Orang Jawa Kuno sehari-hari mengenakan kain yang menutupi dada hingga bawah lutut. Rambut mereka dibiarkan terurai. Sementara raja memakai mantel dari sutra, sepatu dari kulit, dan rambutnya disanggul memakai kerincingan emas.
Demikian catatan utusan Dinasti Sung saat mendatangi Jawa pada abad ke-10. Pada masa itu, pakaian bukan sekadar penutup tubuh, tetapi juga mencerminkan status sosial.
Hal itu digambarkan dalam relief candi. Pada relief Prambanan dan Borobudur, laki-laki dan perempuan berpakaian dengan membiarkan bagian dada terbuka. Rambutnya disanggul, diurai sebahu, atau memakai penutup kepala.
“Beda rakyat dan bangsawan terletak pada perhiasan yang dipakai untuk melengkapi pakaiannya dan kelihatan lebih mewah,” tulis Hari Lelono, arkeolog Balai Arkeologi Yogyakarta, dalam “Busana Bangsawan dan Pendeta Wanita pada Masa Majapahit: Kajian Berdasarkan Relief-Relief Candi”, termuat dalam Berkala Arkeologi Vol. 10 No. 1, 1999.
Baca juga: Kisah Para Pertapa Perempuan
Hari menjelaskan, busana dan perhiasan para tokoh digambarkan beragam dalam relief candi.
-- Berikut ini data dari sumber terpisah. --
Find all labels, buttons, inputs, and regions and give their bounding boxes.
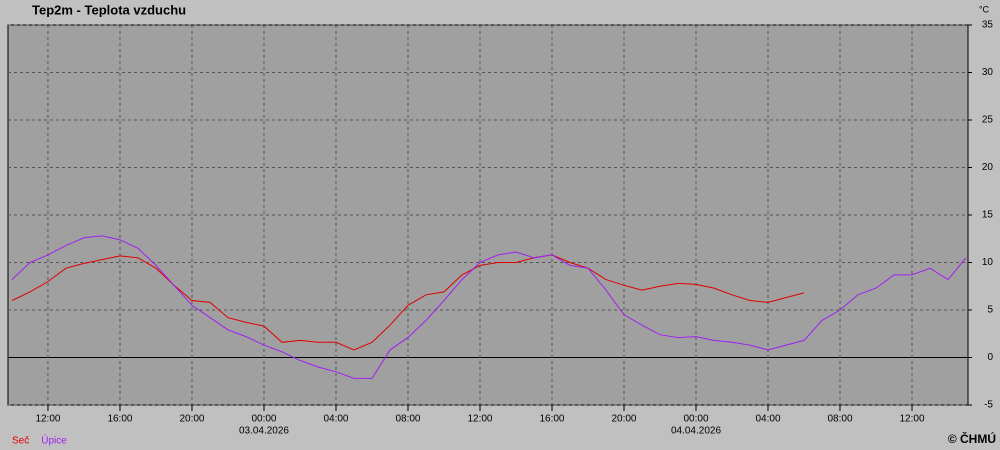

Misalnya, relief cerita Sri Tanjung yang populer digambarkan pada candi-candi Majapahit, salah satunya di dinding pendopo Candi Penataran di Blitar. Di sana, Sri Tanjung memakai kain panjang dari bawah payudara sampai batas pergelangan kaki. Pada bagian perut, kain diikat dengan selendang. Sisi kiri kain depan terdapat belahan yang memperlihatkan kain di dalamnya. Dia mengenakan dua lapis kain.
Sri Tanjung juga mengenakan gelang tebal pada kedua tangannya. Kalung tebal menghiasi lehernya. Guratan pada kalung itu mungkin menandakan kalungnya berhias indah khas putri bangsawan.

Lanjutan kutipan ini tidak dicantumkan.